As I now look back, this was a blessing in disguise as it made me filter the “real” people in my life. It showed me the true colours of the world, whether dark or absolutely filled with love and light. The value of family and friends grew ten-fold  and the importance of having a group of understanding friends became very real for the first time. I figured out that all I needed was a shoulder to cry on, a ear to listen to me, and a heart to understand my pain, as it all was real. And at no given point was I ever mocked or laughed at by these friends or family.


I did notice myself fall into a web of alcoholism after Govind’s death, as I would drown myself every night in a full bottle of whiskey, crying and then eventually putting myself to sleep. I feel this happened almost unconsciously.


I now always speak of mental health issues whenever I perform live, as the stigma attached to it is still real, regardless of how educated one is. Many people sometimes question the “authenticity” of someone’s depression, anxiety or any other mental disorder, but it is in this very doubt that we have trampled the emotions of that person.


There is a need for compassion and empathy, it is the need of the hour. It’s OK to talk about it!  

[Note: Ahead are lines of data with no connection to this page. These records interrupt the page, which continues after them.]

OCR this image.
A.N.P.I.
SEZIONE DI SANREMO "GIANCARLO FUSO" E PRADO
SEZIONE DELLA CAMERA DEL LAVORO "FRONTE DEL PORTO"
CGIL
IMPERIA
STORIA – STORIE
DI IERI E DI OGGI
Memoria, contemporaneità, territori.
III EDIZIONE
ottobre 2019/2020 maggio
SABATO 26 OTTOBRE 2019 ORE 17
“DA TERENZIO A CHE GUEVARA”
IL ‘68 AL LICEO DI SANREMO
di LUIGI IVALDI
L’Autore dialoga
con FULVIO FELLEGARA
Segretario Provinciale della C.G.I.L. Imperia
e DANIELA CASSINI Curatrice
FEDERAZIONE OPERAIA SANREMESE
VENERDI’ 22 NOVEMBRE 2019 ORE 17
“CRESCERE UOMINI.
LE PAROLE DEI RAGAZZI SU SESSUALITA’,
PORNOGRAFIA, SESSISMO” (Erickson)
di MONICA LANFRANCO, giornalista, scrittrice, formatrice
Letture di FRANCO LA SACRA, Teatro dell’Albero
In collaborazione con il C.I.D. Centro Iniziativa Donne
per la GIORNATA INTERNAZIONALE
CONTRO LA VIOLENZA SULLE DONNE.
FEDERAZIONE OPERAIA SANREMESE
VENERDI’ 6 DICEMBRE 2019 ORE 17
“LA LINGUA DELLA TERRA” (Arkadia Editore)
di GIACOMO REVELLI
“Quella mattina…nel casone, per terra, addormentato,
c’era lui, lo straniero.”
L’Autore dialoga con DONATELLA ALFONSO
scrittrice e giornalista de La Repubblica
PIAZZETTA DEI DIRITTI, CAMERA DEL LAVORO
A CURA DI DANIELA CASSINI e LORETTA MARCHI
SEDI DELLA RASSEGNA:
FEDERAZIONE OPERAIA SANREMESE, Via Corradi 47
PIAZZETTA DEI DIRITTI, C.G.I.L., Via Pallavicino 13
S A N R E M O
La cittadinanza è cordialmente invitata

Rijul Victor has a background of playing drums since the age of 12 and has established a niche for his style of drumming in the music industry having played India’s biggest festivals with his band, ”Colossal Figures”, at NH7 Weekender, Hornbill festival Nagaland, Rolling Stone metal Awards Bombay to name a few.

He is known as “Corridors”, his current most musical venture. Corridors is an honest representation of Rijul as a composer/producer as well as a live performer playing multiple instruments in his live-set.